It all started during qualifying  at Singapore when Hamilton drove like he’s known to, determined to pass Massa before starting his flying lap in Q3. The two almost had a run in before Massa finally let Hamilton pass.

“I didn’t understand what he wanted to do,” said Massa. “There were three cars slow, preparing their laps. He was in the condition to touch with somebody on the out lap – I think he didn’t use his mind. Again.”

Hamilton said: “The guys always try to back you up and I was ready to get going. I was trying to get past but he kept blocking and blocking and eventually I got past.”

Race day though, wasn’t so lucky for either drivers. Hamilton trying to gain ground  (and gain ground, he did) turned into Massa, breaking part of his front wing, while Massa was forced to limp back to the pits with a right rear puncture.

What happened at the post-race interview is something you’ve seen too many times on YouTube we bet, having searched for ‘Hamilton Massa Singapore 2011’. Massa patted Hamilton’s arm and then the shoulder, and said: “Good job, bro” , of course with all sarcasm he could manage. Hamilton replied: “Don’t touch me, man. Don’t touch me”.

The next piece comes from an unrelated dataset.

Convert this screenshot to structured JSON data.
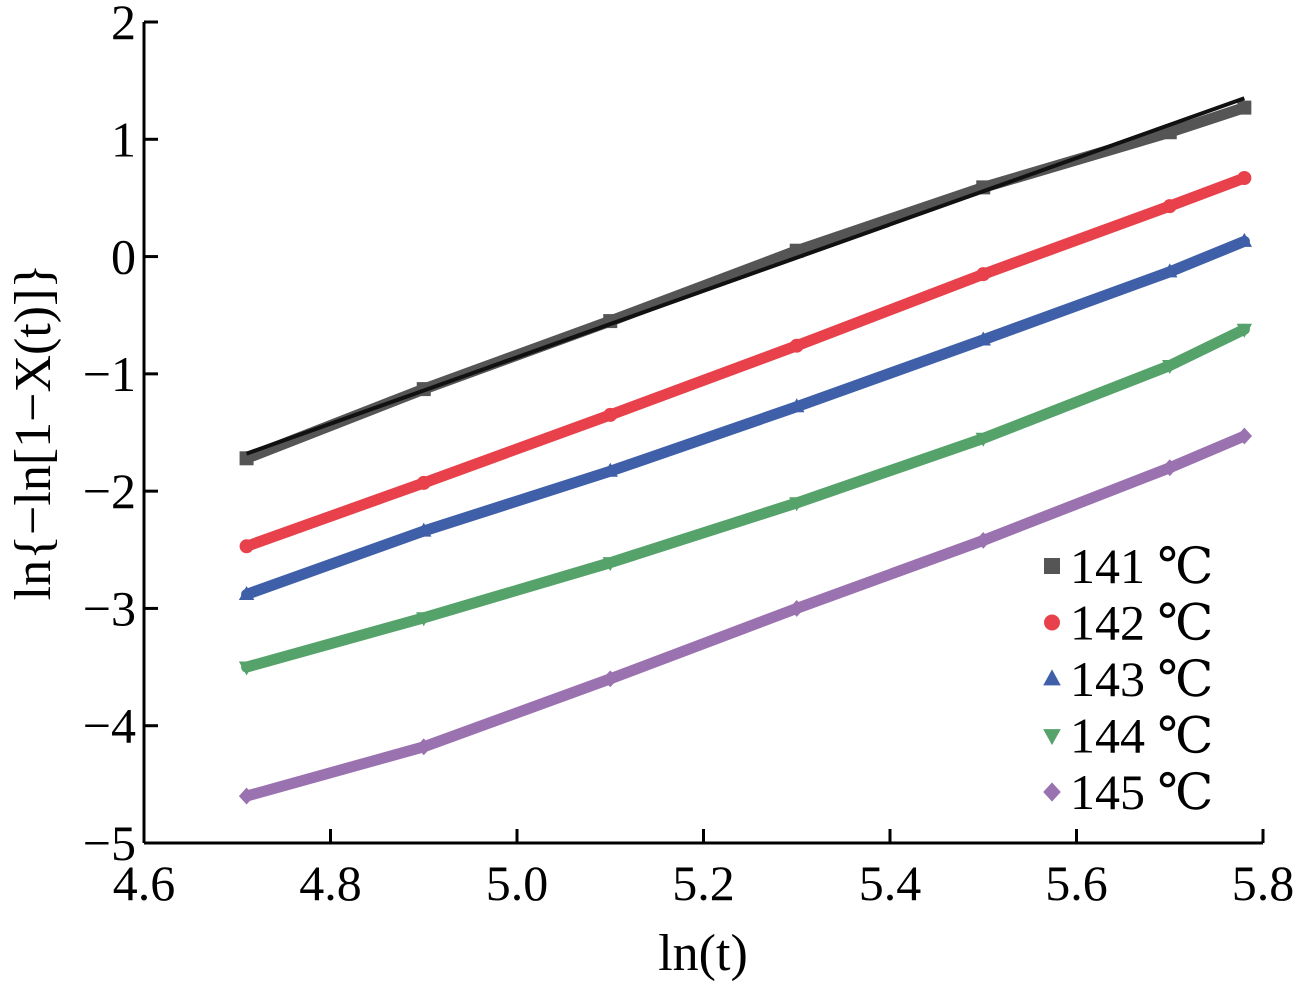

Things took an uglier turn when the official race edit released on Formula 1 contained a radio call from race engineer Rob Smedley to Massa during the race.

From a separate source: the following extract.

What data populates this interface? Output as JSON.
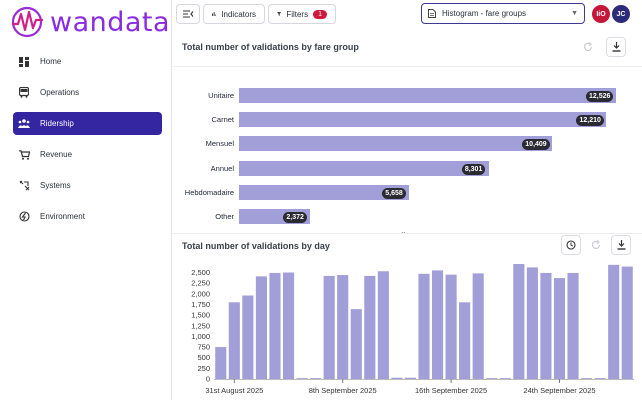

In the message, Smedley comes on the radio to tell Massa to ‘hold Hamilton as much as we can’ and to ‘destroy his race as much as we can’.

The latest news to emerge has Ferrari downplaying the contents of the radio call. Ferrari insisted that there was no malicious intent in what was said even if the wording chosen wasn’t the most ‘politically correct’.

In a ‘Horse Whisperer’ column published on the Ferrari website, the team  said that the call came at the exit to turn five, at the end of lap 11, in other words, it had nothing to do with the collision that followed.

“It’s true that Felipe Massa’s race engineer was caught up in the heat of the moment and chose to use the verb “destroy” at some point. It might not have been the most politically correct choice of word, but it definitely carried no malicious intent, especially when you take into account that Rob is a Middlesbrough lad, born and bred! It is also true that this exhortation to Felipe came at the exit to turn five on lap eleven of the race, at the end of which both the Ferrari man and Hamilton were due to come in to the pits together. In other words, it had nothing to do with the collision between Felipe and Lewis that happened on the following lap.”